The statute states that notice may be provided either by written notice or by electronic notice, if the
electronic notice is consistent with the federal Electronic Signatures in Global and National Commerce
Act of 2000 (known as “E-SIGN”). Alternatively, the business may opt to provide “substitute notice” if it
can show that the cost of providing notice in one of these two manners would exceed $250,000, that
the affected class of subject persons to be notified exceeds 500,000, or that insufficient contact
information is available. Substitute notice requires that the business notify its customers by doing all of
the following: (1) e-mailing notice when it has an e-mail address for affected persons; (2)
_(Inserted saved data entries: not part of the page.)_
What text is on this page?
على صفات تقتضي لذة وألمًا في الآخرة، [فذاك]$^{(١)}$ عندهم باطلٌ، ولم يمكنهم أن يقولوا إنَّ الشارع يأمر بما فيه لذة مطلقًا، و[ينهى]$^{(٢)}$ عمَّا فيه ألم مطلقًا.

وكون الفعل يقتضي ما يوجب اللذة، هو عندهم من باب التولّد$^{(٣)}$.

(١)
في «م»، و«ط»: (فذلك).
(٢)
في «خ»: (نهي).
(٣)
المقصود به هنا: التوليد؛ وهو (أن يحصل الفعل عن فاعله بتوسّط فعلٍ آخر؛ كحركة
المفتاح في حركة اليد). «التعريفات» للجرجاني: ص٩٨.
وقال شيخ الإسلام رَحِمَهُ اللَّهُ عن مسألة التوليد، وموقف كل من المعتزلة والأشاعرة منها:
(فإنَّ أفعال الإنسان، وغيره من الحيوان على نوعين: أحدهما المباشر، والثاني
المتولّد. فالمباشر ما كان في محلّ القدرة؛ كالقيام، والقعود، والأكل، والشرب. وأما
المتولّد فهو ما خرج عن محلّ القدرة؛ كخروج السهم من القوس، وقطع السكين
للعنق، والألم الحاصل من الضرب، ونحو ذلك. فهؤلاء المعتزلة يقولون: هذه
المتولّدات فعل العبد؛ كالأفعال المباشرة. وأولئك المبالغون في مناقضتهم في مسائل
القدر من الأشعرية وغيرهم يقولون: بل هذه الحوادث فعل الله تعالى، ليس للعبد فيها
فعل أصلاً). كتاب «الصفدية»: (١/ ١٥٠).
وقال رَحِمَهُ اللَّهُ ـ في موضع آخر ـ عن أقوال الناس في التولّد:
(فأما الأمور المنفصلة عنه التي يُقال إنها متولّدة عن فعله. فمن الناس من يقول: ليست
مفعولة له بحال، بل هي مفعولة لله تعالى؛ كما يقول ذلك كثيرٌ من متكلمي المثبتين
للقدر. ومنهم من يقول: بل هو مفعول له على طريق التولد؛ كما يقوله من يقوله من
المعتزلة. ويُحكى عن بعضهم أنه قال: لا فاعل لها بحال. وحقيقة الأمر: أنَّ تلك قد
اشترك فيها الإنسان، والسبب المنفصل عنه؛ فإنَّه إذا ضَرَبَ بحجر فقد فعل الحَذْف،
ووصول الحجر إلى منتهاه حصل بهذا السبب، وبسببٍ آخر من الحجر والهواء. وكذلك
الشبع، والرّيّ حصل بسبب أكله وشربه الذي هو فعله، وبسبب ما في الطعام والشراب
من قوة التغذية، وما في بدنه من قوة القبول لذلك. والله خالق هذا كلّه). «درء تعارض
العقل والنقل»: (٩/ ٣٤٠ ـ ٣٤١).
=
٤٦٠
conspicuously posting the notice on its web site (if it maintains one); and (3) notifying major statewide
media.
There are two notable exceptions to the statute’s demands. First, the law only applies to
breaches involving “unencrypted personal information.” While the statute does not define what is
meant by “unencrypted,” businesses that use some form of encryption to protect personal information
can probably take the position that they are exempt from the obligation to provide notice of a security
breach. Second, with regard to its notification procedures, businesses that maintain their own
notification procedures that are comparable to the statute’s requirements will be deemed in compliance
with the statute’s notification provisions.
Failure to comply with the law may result in a consumer action for an injunction or damages.